The Old Testament Scripture was primarily written in the Hebrew language. Yet, the ordinary people of Jesus’ day spoke a development of Hebrew called Aramaic. When they translated the Hebrew Bible into Aramaic, the copies were called Targums. The translators of the Targums were fascinated by the transcendence of God. God was very above and far apart from man. As such they did not like to speak of God using human terms. In the Targum they would often translate the name of God as “The Word of God.” For instance Deuteronomy 9:3 says that God is a consuming fire, but the Targums translate that the Word of God is a consuming fire. They did this to avoid attributing human thoughts and actions to God. As such, Word of God became a common form of Jewish expression.
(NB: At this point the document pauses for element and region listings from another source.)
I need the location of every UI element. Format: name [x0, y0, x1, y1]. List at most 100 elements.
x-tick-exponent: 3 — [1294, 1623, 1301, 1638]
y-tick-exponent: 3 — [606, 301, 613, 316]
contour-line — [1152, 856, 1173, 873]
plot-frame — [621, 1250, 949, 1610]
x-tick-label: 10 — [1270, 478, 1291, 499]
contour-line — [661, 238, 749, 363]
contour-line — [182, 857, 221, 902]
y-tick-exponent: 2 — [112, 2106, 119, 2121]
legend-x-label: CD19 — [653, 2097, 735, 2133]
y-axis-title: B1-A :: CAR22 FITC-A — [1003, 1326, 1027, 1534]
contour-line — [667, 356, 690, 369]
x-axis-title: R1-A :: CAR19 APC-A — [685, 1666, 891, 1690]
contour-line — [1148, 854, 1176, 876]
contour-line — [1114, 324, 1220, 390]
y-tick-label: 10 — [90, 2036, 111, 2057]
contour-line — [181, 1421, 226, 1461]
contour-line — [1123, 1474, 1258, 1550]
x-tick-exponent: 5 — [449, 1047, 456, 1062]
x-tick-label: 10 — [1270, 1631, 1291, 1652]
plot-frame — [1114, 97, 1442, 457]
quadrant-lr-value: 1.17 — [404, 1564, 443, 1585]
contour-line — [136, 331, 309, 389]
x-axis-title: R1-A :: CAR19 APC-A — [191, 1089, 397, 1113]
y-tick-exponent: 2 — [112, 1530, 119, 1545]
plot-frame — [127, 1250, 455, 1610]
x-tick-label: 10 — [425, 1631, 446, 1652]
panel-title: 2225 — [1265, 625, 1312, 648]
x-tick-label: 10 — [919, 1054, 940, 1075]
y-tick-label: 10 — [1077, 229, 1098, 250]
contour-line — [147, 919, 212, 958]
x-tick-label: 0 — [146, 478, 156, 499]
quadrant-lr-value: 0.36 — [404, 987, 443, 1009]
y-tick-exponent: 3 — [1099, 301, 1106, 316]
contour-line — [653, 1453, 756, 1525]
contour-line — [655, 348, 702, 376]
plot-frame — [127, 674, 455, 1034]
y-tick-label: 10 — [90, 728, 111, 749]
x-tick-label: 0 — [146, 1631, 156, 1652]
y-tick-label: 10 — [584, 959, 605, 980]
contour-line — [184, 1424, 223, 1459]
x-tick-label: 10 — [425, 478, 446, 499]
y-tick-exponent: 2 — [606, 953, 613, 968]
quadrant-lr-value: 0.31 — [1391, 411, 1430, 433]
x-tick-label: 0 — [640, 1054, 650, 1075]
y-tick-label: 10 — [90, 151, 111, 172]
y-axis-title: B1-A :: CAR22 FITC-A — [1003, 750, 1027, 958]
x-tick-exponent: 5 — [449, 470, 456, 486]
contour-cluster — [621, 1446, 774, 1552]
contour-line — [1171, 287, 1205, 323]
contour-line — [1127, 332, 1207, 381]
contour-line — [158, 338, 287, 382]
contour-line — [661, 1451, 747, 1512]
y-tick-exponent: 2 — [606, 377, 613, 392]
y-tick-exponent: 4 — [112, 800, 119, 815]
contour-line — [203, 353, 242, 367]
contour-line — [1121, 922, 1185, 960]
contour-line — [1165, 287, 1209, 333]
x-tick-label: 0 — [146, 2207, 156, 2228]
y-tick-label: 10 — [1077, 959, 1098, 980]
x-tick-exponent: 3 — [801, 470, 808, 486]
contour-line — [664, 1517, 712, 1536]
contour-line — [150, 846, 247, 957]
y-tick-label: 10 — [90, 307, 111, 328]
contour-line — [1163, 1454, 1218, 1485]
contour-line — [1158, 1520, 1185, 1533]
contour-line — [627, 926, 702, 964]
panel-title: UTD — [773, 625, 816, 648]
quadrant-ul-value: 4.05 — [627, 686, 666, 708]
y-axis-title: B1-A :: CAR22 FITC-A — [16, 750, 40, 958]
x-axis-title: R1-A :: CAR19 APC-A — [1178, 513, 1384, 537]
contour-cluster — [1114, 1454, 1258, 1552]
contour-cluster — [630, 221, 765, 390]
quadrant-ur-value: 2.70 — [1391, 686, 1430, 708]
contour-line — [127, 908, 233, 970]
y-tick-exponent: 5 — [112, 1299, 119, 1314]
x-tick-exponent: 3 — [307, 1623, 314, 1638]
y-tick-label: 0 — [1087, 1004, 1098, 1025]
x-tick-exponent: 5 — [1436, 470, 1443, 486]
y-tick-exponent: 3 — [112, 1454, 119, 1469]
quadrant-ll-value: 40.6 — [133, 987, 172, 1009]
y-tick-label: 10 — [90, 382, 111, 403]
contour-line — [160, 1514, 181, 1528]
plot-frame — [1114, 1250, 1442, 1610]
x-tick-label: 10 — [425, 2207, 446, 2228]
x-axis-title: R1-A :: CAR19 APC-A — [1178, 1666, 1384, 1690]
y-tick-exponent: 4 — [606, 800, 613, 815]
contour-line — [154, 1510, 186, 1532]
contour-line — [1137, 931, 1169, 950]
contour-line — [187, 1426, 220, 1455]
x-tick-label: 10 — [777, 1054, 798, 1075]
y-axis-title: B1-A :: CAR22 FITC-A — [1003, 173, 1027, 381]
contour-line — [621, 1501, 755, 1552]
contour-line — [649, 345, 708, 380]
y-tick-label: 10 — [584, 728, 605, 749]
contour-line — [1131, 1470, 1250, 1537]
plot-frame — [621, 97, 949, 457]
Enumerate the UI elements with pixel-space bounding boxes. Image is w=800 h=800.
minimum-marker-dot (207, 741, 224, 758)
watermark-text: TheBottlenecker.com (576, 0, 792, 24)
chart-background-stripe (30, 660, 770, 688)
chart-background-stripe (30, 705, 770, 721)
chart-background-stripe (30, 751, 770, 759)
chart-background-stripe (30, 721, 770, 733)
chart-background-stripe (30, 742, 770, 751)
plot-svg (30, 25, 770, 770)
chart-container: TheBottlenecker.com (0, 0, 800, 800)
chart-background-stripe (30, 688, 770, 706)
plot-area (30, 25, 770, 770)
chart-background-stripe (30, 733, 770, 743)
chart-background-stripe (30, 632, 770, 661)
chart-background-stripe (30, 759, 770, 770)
The Word of God became synonymous with God Himself.

John picks up on this understanding when He writes “In the beginning was the Word, and the Word was with God, and the Word was God.” When the Biblically literate reader hears the phrase “In the beginning,” his mind jumps back to Genesis 1:1 where, “In the beginning God created the heavens and the earth.” From the beginning of our universe, the very beginning of time, when the beginning began, the Word already was. There is but one God. He is One in substance but three in person. The Father, the Son, and the Spirit. In this passage the Son is referred to as the Word. Verse two tells us the Word “was in the beginning with God.” Literally it could be translated, “He was face to face with God.” The Father has always been in Divine loving relationship with the Son and the Son and the Father with the Spirit.